Ce manifeste et les statuts du Parti Communiste ont été rédigés par la Commission du Comité de Défense Syndicaliste. Ils ont été adoptés à l’unanimité par le C.D.S. réuni extraordinairement le 30 mai 1919.

La classe ouvrière française révolutionnaire, constatant que l’Internationale officielle n’a pas su rester fidèle à ses doctrines, décide la fondation du parti communiste se rattachant à la 3° Internationale gui s’est déjà réunie à Moscou.

Elle envisage la dictature momentanée du prolétariat remplaçant la dictature de la bourgeoisie jusqu’à la réalisation totale du communisme.

Elle demande à tous les groupements et à toutes les individualités restés fidèles au programme révolutionnaire, de faire toute la propagande et toute l’action nécessaires pour le renversement des régimes politiques et économiques actuels et l’abolition de la propriété individuelle.
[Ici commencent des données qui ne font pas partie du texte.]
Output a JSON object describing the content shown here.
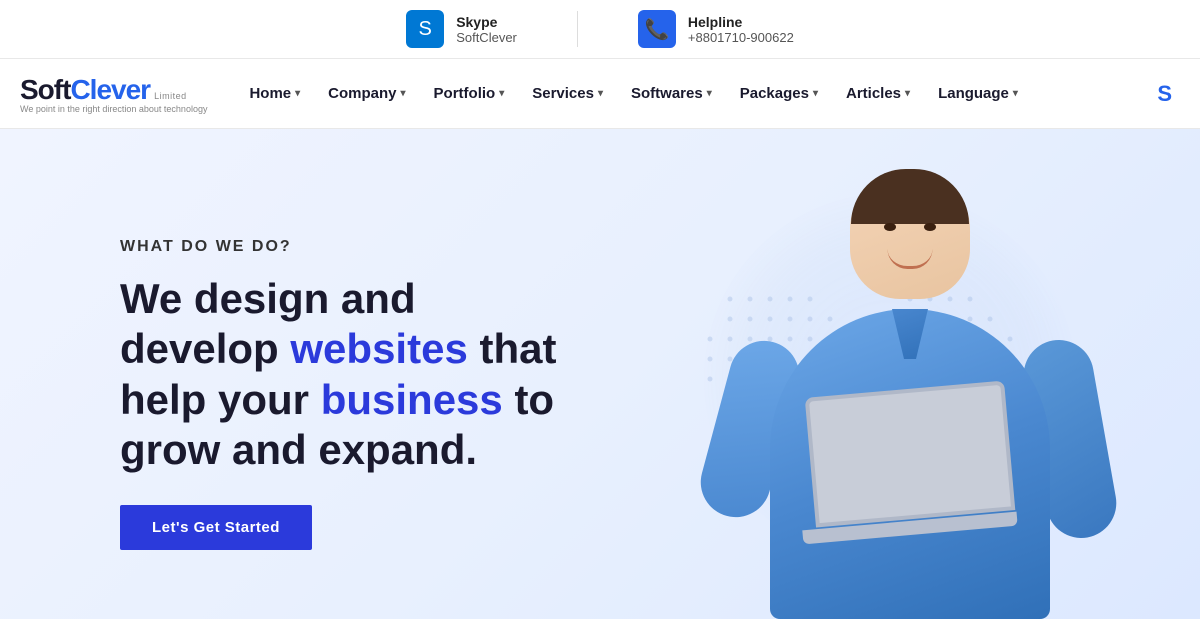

Elle déclare que le socialisme d’Etat est la machine la plus oppressive pour le peuple qui le subit et fait appel à tous les soldats et à tous les travailleurs conscients, manuels ou intellectuels, pour qu’ils ne restent pas inférieurs à leurs frères de Russie et fassent le geste d’affranchissement.

A l’heure où les gouvernements alliés prétendent imposer à l’Allemagne vaincue une paix d’oppression et d’injustice, base de nouvelles tueries, le parti communiste déclare que la guerre fut le fait de la bourgeoisie capitaliste et rejette toute intervention des responsables du massacre dans l’établissement de la paix. Il revendique pour la classe ouvrière internationale seule le droit d’en fixer les clauses.
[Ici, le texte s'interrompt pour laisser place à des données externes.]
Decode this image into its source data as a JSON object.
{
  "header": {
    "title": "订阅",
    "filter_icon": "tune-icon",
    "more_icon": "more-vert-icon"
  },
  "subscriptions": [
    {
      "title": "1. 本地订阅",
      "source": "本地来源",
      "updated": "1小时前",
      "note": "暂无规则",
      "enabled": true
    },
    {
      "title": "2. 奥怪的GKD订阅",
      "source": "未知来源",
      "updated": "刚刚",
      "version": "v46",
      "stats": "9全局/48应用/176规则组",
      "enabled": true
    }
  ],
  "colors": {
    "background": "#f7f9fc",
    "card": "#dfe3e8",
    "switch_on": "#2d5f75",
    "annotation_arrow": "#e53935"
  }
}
Pour cette raison, il n’accepte ni la Société des Nations, ni la paix des Quatre qui ne sont que la prise de contact des dirigeants, non des travailleurs et leur oppose l’Internationale Ouvrière.

Le parti communiste de France, représentant la classe ouvrière révolutionnaire, se refuse à toute guerre, qu’elle soit économique, ou dite " guerre de droit ", estimant que :

  • 1° Le droit national n’existe pas , que les travailleurs n’ont pas de patrie et que les frontières doivent disparaître.
  • 2° Que le prolétariat est contraint à la guerre mais ne la veut pas ; qu’il en est la victime pour le profit de ses ennemis de classe, les exploiteurs du gouvernement et de la bourgeoisie.
  • 3° Que le droit à l’existence et au maximum de bonheur est imprescriptible et qu’aucun gouvernement et aucune individualité ne peuvent disposer de l’existence humaine.
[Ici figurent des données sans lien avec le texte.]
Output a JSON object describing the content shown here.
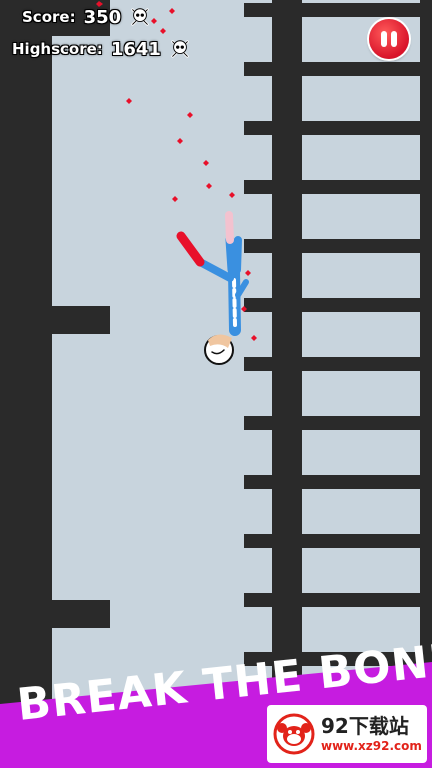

Rejetant toute idée de guerre, la classe ouvrière en rejette toutes les conséquences, elle n’accepte pas la victoire, déterminée par la force des armes, la force n’ayant jamais représenté le droit. Elle considère le conflit qui, pendant plus de quatre ans, ensanglanta le monde comme le plus immonde fléau dont il faut, dans la plus large mesure, adoucir les effets par la plus grande humanité.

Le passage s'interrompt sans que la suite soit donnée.